Threading a catheter to the heart
Cardiac catheterization is the most direct way to study the coronary arteries. A thin, flexible tube is inserted through an artery — usually at the wrist or groin — and gently steered up to the heart under X-ray guidance. When dye is injected into the coronary arteries and filmed, you get a coronary angiogram: a sharp, moving road map showing exactly where an artery is narrowed or blocked. It is invasive and carries small risks, so it is used when the answer truly matters — and especially when treatment may follow immediately.
The same catheter does more than draw arteries. It can measure pressures inside the chambers and great vessels, sample oxygen levels, and — by injecting dye into the left ventricle — perform ventriculography to watch the main pumping chamber squeeze. This is why the procedure is broadly called catheterization, not just angiography: angiography is one of the things a catheter does.
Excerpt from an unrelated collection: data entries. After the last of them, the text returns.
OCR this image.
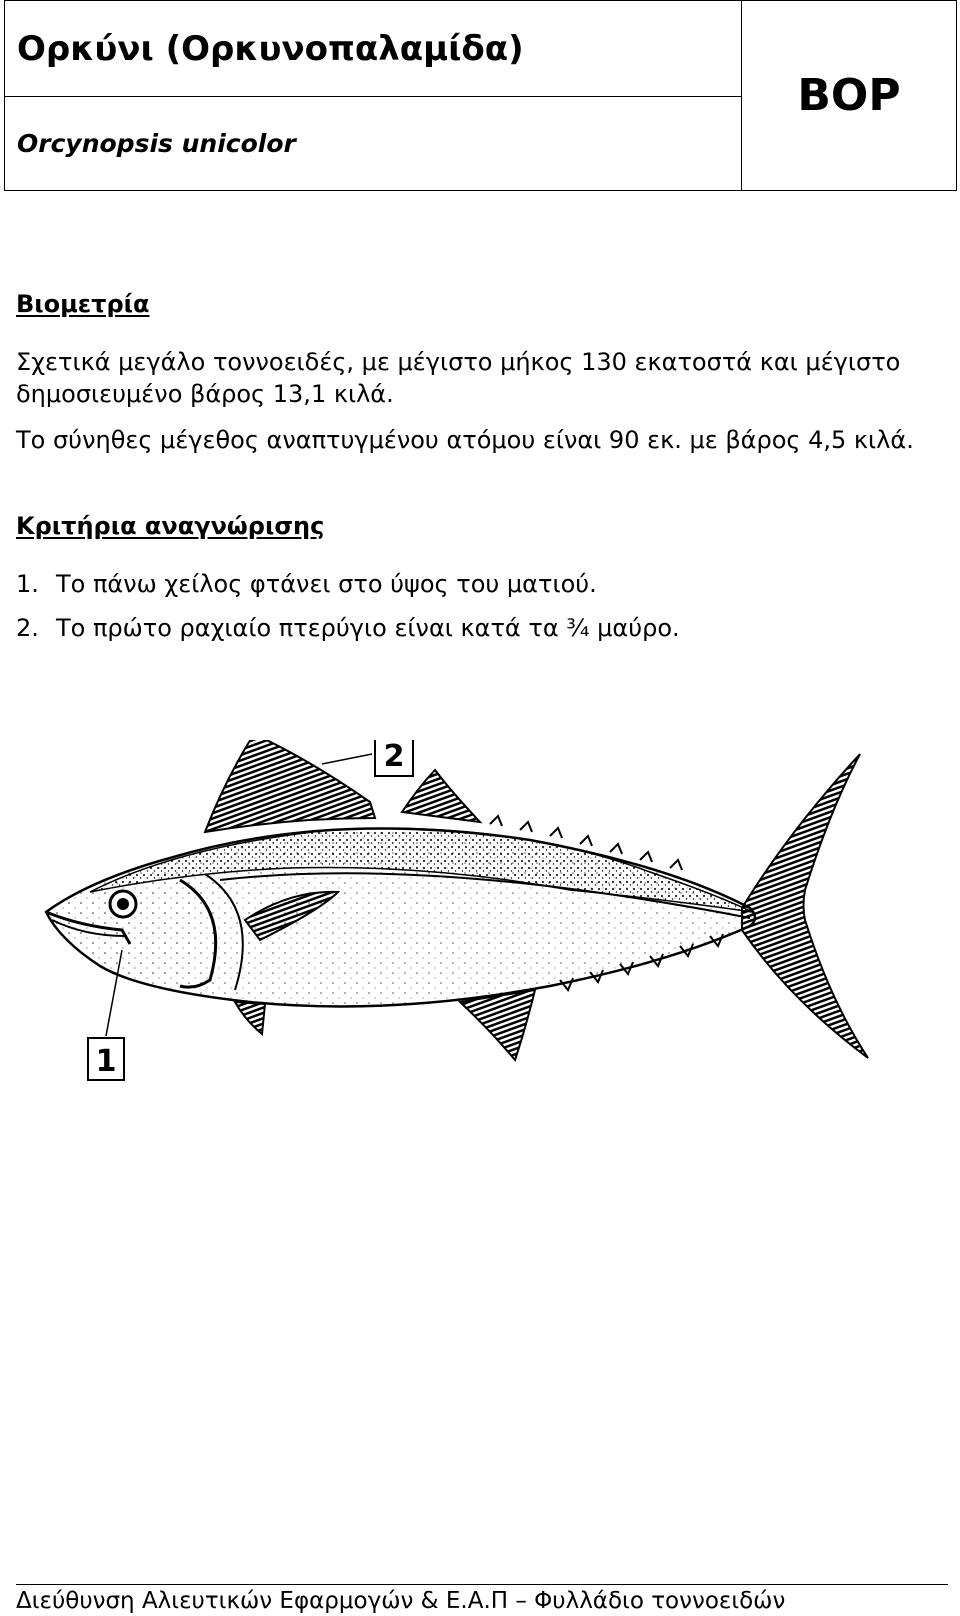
Ορκύνι (Ορκυνοπαλαμίδα)
Orcynopsis unicolor
BOP
Βιομετρία
Σχετικά μεγάλο τοννοειδές, με μέγιστο μήκος 130 εκατοστά και μέγιστο δημοσιευμένο βάρος 13,1 κιλά.
Το σύνηθες μέγεθος αναπτυγμένου ατόμου είναι 90 εκ. με βάρος 4,5 κιλά.
Κριτήρια αναγνώρισης
1. Το πάνω χείλος φτάνει στο ύψος του ματιού.
2. Το πρώτο ραχιαίο πτερύγιο είναι κατά τα ¾ μαύρο.
2
1
Διεύθυνση Αλιευτικών Εφαρμογών & Ε.Α.Π – Φυλλάδιο τοννοειδών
Is a narrowing actually important?
A picture of a narrowing does not always prove it is causing trouble. A borderline 50–70% narrowing may or may not be starving the muscle. Two tools settle it from inside the artery. Fractional flow reserve measures the pressure drop across the narrowing — if blood flow falls below a threshold, the lesion is significant. Intravascular ultrasound puts a tiny ultrasound probe inside the artery to see the plaque and true vessel size directly. Together they keep treatment matched to lesions that genuinely matter.
Fractional flow reserve (FFR) — deciding if a stent is needed
FFR = pressure beyond the narrowing / pressure before it
(measured at maximal flow, both in mmHg)
Example:
pressure before narrowing (aortic) = 100 mmHg
pressure beyond narrowing (distal) = 72 mmHg
FFR = 72 / 100 = 0.72
Decision threshold (commonly used):
FFR > 0.80 .... lesion not flow-limiting -> defer stent
FFR <= 0.80 ... lesion flow-limiting -> stent benefits
0.72 is below 0.80 -> the narrowing is significant;
relieving it (e.g., a stent) is expected to help.Diagnosis and treatment in one sitting
What sets catheterization apart from every other imaging test is that it can fix what it finds. Through the same catheter, a blocked artery can be opened by percutaneous coronary intervention — a balloon widens the narrowing and a stent is left to hold it open. In a STEMI — a heart attack from a fully blocked artery — this is the emergency treatment, and getting the artery open fast saves muscle. No other test in this track both diagnoses and treats in a single procedure.